Apache spark: sample RDD of pairs

0
votes

I have an RDD of items, and a function d: (Item, Item) => Double that computes the distance between two items. I am trying to compute the average distance between items drawn at random from the RDD. The RDD is fairly large (100s of millions), so computing the exact average is out of the question.

Therefore I would like to get an RDD of sampled pairs of items (from which I would compute the distances). For example, I want to get a sample of 100m pairs. Given the RDD of sampled pairs, I would then compute the average, histogram etc. in order to understand the distance distribution.

Here are the initial attempts which have all failed:

  1. Generate two RDDs using .sample, zip them and compute the distance between items. This fails since .zip requires both RDDs to have the exact same number of items per partition.

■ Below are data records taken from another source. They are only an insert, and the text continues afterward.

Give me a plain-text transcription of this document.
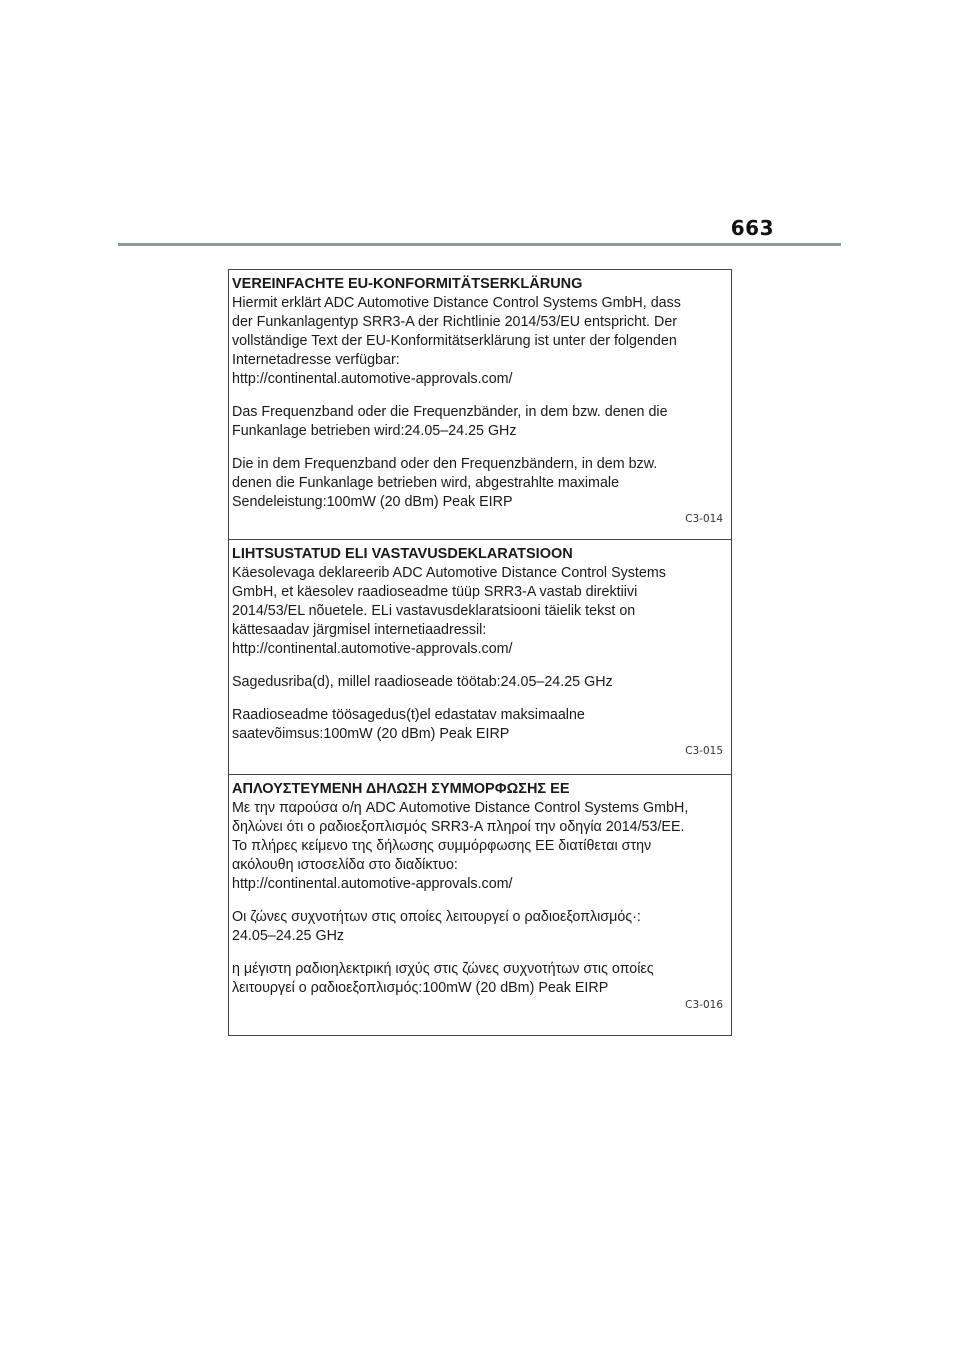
663

VEREINFACHTE EU-KONFORMITÄTSERKLÄRUNG

Hiermit erklärt ADC Automotive Distance Control Systems GmbH, dass
der Funkanlagentyp SRR3-A der Richtlinie 2014/53/EU entspricht. Der
vollständige Text der EU-Konformitätserklärung ist unter der folgenden
Internetadresse verfügbar:
http://continental.automotive-approvals.com/

Das Frequenzband oder die Frequenzbänder, in dem bzw. denen die
Funkanlage betrieben wird:24.05–24.25 GHz

Die in dem Frequenzband oder den Frequenzbändern, in dem bzw.
denen die Funkanlage betrieben wird, abgestrahlte maximale
Sendeleistung:100mW (20 dBm) Peak EIRP

C3-014

LIHTSUSTATUD ELI VASTAVUSDEKLARATSIOON

Käesolevaga deklareerib ADC Automotive Distance Control Systems
GmbH, et käesolev raadioseadme tüüp SRR3-A vastab direktiivi
2014/53/EL nõuetele. ELi vastavusdeklaratsiooni täielik tekst on
kättesaadav järgmisel internetiaadressil:
http://continental.automotive-approvals.com/

Sagedusriba(d), millel raadioseade töötab:24.05–24.25 GHz

Raadioseadme töösagedus(t)el edastatav maksimaalne
saatevõimsus:100mW (20 dBm) Peak EIRP

C3-015

ΑΠΛΟΥΣΤΕΥΜΕΝΗ ΔΗΛΩΣΗ ΣΥΜΜΟΡΦΩΣΗΣ ΕΕ

Με την παρούσα ο/η ADC Automotive Distance Control Systems GmbH,
δηλώνει ότι ο ραδιοεξοπλισμός SRR3-A πληροί την οδηγία 2014/53/ΕΕ.
Το πλήρες κείμενο της δήλωσης συμμόρφωσης ΕΕ διατίθεται στην
ακόλουθη ιστοσελίδα στο διαδίκτυο:
http://continental.automotive-approvals.com/

Οι ζώνες συχνοτήτων στις οποίες λειτουργεί ο ραδιοεξοπλισμός·:
24.05–24.25 GHz

η μέγιστη ραδιοηλεκτρική ισχύς στις ζώνες συχνοτήτων στις οποίες
λειτουργεί ο ραδιοεξοπλισμός:100mW (20 dBm) Peak EIRP

C3-016
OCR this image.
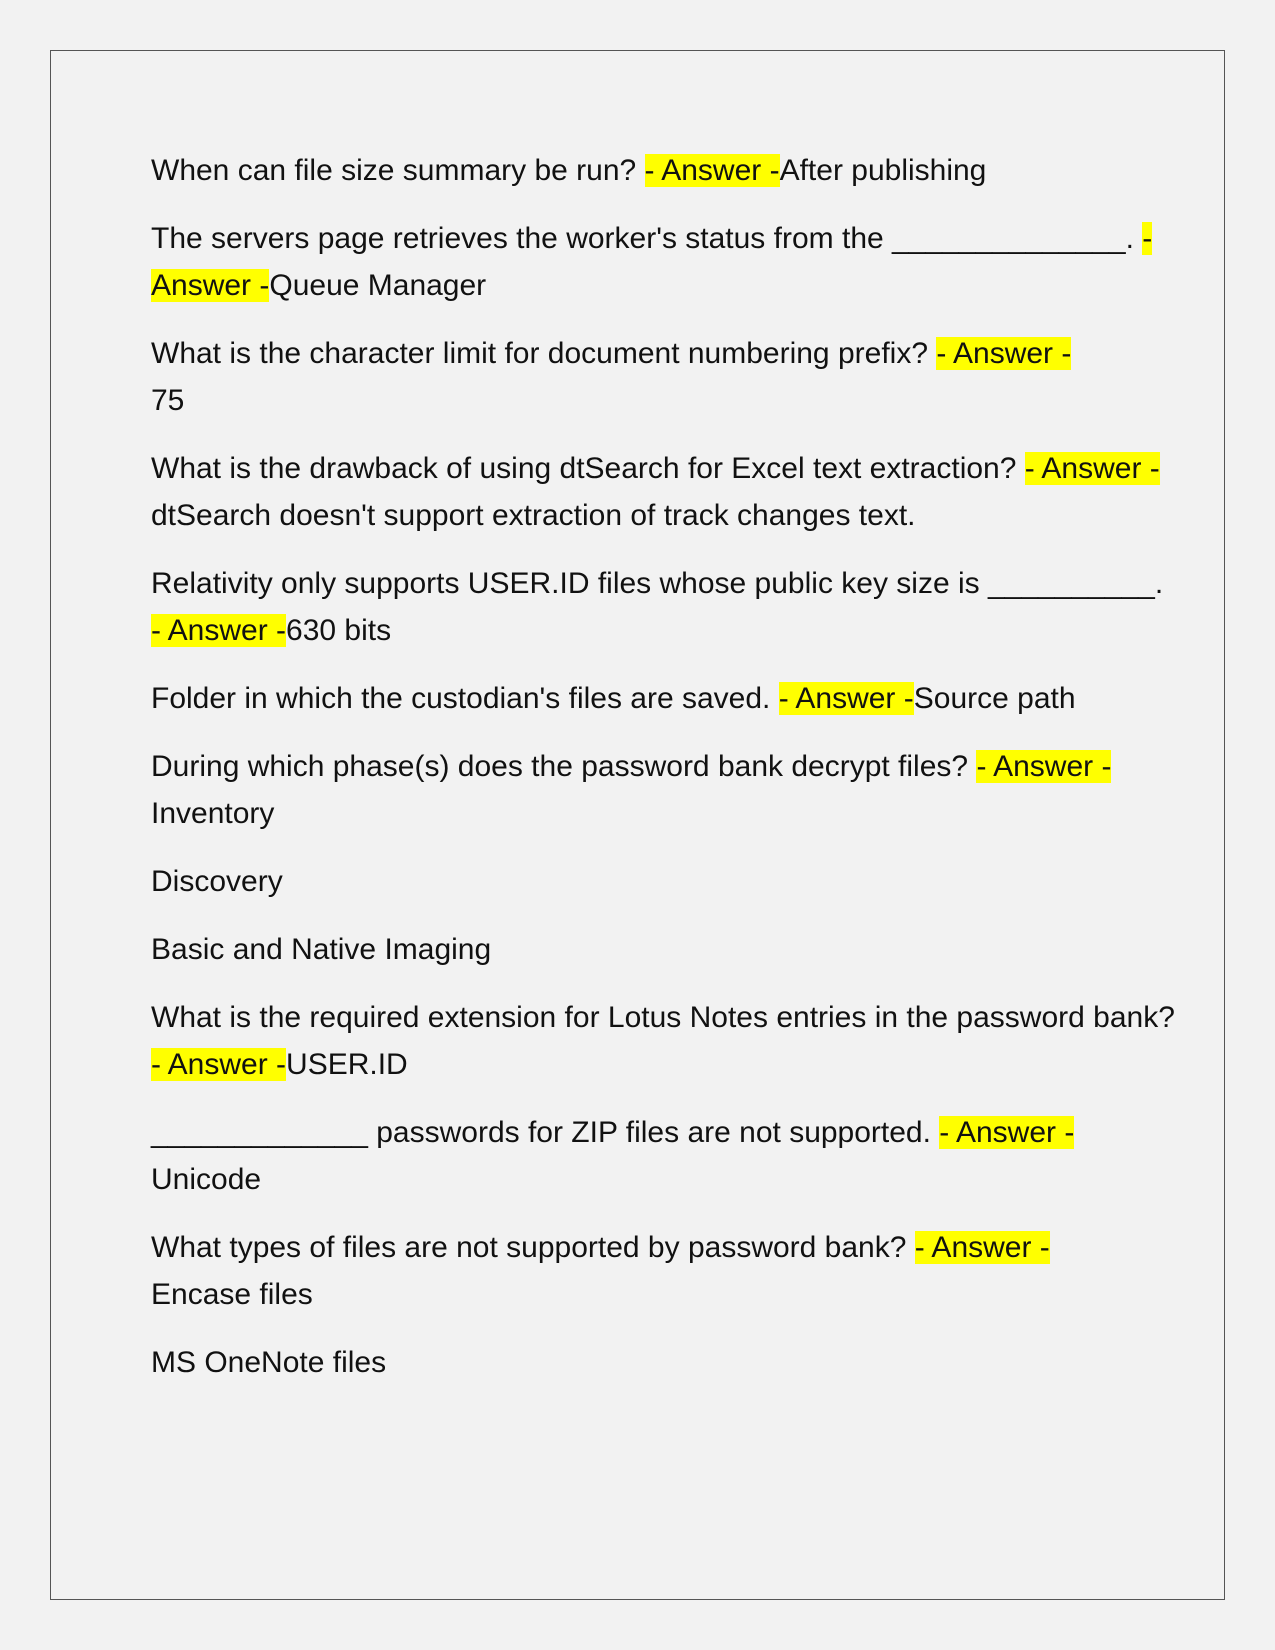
When can file size summary be run? - Answer -After publishing

The servers page retrieves the worker's status from the ______________. - Answer -Queue Manager

What is the character limit for document numbering prefix? - Answer -
75

What is the drawback of using dtSearch for Excel text extraction? - Answer -dtSearch doesn't support extraction of track changes text.

Relativity only supports USER.ID files whose public key size is __________. - Answer -630 bits

Folder in which the custodian's files are saved. - Answer -Source path

During which phase(s) does the password bank decrypt files? - Answer -
Inventory

Discovery

Basic and Native Imaging

What is the required extension for Lotus Notes entries in the password bank? - Answer -USER.ID

_____________ passwords for ZIP files are not supported. - Answer -
Unicode

What types of files are not supported by password bank? - Answer -
Encase files

MS OneNote files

  2. Use .cartesian of the RDD with itself, and then .sample. This fails (out of memory) since apparently cartesian is not meant to be used this way.

  3. collect two small samples of the RDD, and .zip the two arrays. This works fine but it doesn't scale.

Any ideas?

Thanks!

Edit: here is how to zip two samples with different number of items per partition:

val r = ... // RDD[Item]
val s1 = r.sample(true, 0.1, 123)
val s2 = r.sample(true, 0.1, 456)
val zipper = (i1: Iterator[Item], i2: Iterator[Item]) => i1.zip(i2)
val pairs = r1.zipPartitions(r2)(zipper) // zip the RDDs and explicitly define how to zip the partitions

The key is that while RDD's .zip method does not accept partitions with unequal sizes, the .zip method for iterators does (and discards the remaining part of the longer iterator).

1
apache-sparkrandomrdd
"This fails (out of memory) since apparently cartesian is not meant to be used this way." Can you elaborate why you think it isn't meant to be used that way? - Yuval Itzchakov
Did you try something like rdd.cartesian(rdd).filter(lambda (a, b): a.key < b.key). ... you can reduce half of the data this way - Alberto Bonsanto
@YuvalItzchakov The issue with .cartesian is that spark attempts to create n^2 partitions, each with roughly m^2 elements (assuming there are initially n partitions and about m items per partitions). The thing is, that I have no need for that many partitions (or that many item pairs). Typical numbers are: 50 partitions, with 10M items per partition. It is not feasible to store even a single partition of the cartesian product RDD. I tried to sample it by a factor of 1e-7, but no success. I guess because spark actually creates the product partitions on the executors. - Amir
@AlbertoBonsanto Thanks for the comment. But my issue is not a factor of 2, but closer to a factor of 1e6... I have no need to the actual .cartesian RDD, but only to a tiny fraction of it. As mention above, .sample did not work. - Amir
@Amir Ok, that's what I wanted to know. From what you said I thought there was an issue with the API, but I understand the n ^ 2 problem where you don't really need that much samples. - Yuval Itzchakov

1 Answers

1
votes

Answering my own question:

  1. Obtain a sample of the rdd (with replacement),
  2. use .sliding(2) to obtain consecutive pairs of the sample.

Code: 

import org.apache.spark.mllib.rdd.RDDFunctions._ // for .sliding
val x = ... // RDD[Item]
val xSize = x.count
val n = 1000000.0 // (approximate) desired sample size
val pairs = x.sample(true, n/xSize).sliding(2)
val distances = pairs.map(arr => dist(arr(0), arr(1)))